Now that I'll never get to ask you about the special
way this world fit together for a man who built
a western-wear factory and read more than most
and whose mother had kept her samovar boiling and
boiling in a strange country.
Now that what you have taken with you is yours
And what each of us remembers of you is ours,
this is what you have given me to keep:
The bittersweet cries of Yaacov's accordion
at Steven Ross' wedding feast.
Your hand softly beating time on the hotel tablecloth.
The faraway look in your eyes as you watched
us dance the hora, our arms and legs waving
like an ancient line of seaweed swaying on
the floor of the Mediterranean.
The way all at once your face shone as though
you were not only seeing us, as though you
were seeing peace and hearing the world's
heart pound for joy in this dance that
Jews, Arabs, Greeks, Turks, Armenians, brothers
in time and music, all hold in common trust.

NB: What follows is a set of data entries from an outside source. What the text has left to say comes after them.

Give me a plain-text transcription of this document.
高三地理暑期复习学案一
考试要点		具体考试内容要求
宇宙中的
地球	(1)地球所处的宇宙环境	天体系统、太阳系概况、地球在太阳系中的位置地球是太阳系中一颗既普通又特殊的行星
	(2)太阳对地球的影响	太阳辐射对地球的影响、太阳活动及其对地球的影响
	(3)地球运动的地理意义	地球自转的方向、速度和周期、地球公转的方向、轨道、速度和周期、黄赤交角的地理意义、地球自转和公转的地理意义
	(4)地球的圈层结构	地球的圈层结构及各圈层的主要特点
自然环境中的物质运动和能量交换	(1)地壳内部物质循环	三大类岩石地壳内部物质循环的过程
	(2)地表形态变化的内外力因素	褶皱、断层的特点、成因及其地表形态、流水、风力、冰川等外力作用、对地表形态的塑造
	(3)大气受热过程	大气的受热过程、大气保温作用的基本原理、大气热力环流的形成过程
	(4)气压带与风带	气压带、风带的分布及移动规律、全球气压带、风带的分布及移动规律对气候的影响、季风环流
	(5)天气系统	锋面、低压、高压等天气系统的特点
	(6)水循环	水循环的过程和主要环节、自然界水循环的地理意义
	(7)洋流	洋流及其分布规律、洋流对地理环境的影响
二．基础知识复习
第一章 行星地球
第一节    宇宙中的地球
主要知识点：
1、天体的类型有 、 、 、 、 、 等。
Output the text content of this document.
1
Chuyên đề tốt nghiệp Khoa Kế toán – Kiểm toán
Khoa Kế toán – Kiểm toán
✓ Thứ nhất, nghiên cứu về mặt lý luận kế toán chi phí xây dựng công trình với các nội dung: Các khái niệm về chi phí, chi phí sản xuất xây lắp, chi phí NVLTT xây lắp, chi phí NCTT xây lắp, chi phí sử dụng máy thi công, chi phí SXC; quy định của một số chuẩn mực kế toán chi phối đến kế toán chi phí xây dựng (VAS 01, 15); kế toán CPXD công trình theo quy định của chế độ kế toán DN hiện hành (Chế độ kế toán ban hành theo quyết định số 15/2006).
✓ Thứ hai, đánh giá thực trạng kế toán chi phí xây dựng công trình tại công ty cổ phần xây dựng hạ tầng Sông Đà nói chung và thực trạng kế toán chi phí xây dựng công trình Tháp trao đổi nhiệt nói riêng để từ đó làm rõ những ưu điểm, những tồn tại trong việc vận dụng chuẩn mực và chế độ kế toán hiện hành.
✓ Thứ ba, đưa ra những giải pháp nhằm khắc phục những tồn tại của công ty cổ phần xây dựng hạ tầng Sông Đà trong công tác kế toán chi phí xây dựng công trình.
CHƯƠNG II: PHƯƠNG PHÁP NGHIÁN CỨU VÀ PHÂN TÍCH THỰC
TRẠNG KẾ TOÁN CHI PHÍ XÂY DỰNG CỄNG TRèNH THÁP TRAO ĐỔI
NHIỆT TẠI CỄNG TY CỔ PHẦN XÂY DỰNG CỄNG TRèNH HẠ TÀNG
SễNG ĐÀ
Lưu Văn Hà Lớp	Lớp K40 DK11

The way at that moment you knew something,
remembered something that had long
been lost to this earth.
It was just then that Cousin Hana called to you
from the line of dancers, jolted you back
to this celebration in this hotel in Texas.
Sam, she cried. Sam! Come and dance!
I remember the playful wave you gave her
and the way your eyes almost shut
with sudden laughter. And you shouted back
I am dancing! You were dancing, Sam,
and now that it's become so crucial
we see you're dancing still.
The thread you say I've loosened idly,
reeling out, reeling in, to tease you,
No, please believe me.
This thread is not a game.
It has the same rhythm as my breathing.
I spin with it day and night
until the wheel leaves me dizzy.
I suffer and nearly go blind
with every knot and tangle.
My fingers bleed all over the loom
from so much trying. To make
this love I give
a fit cloth for the world,
something to wear proudly.
Rosemary Catacalos was the 2013 Poet Laureate of Texas.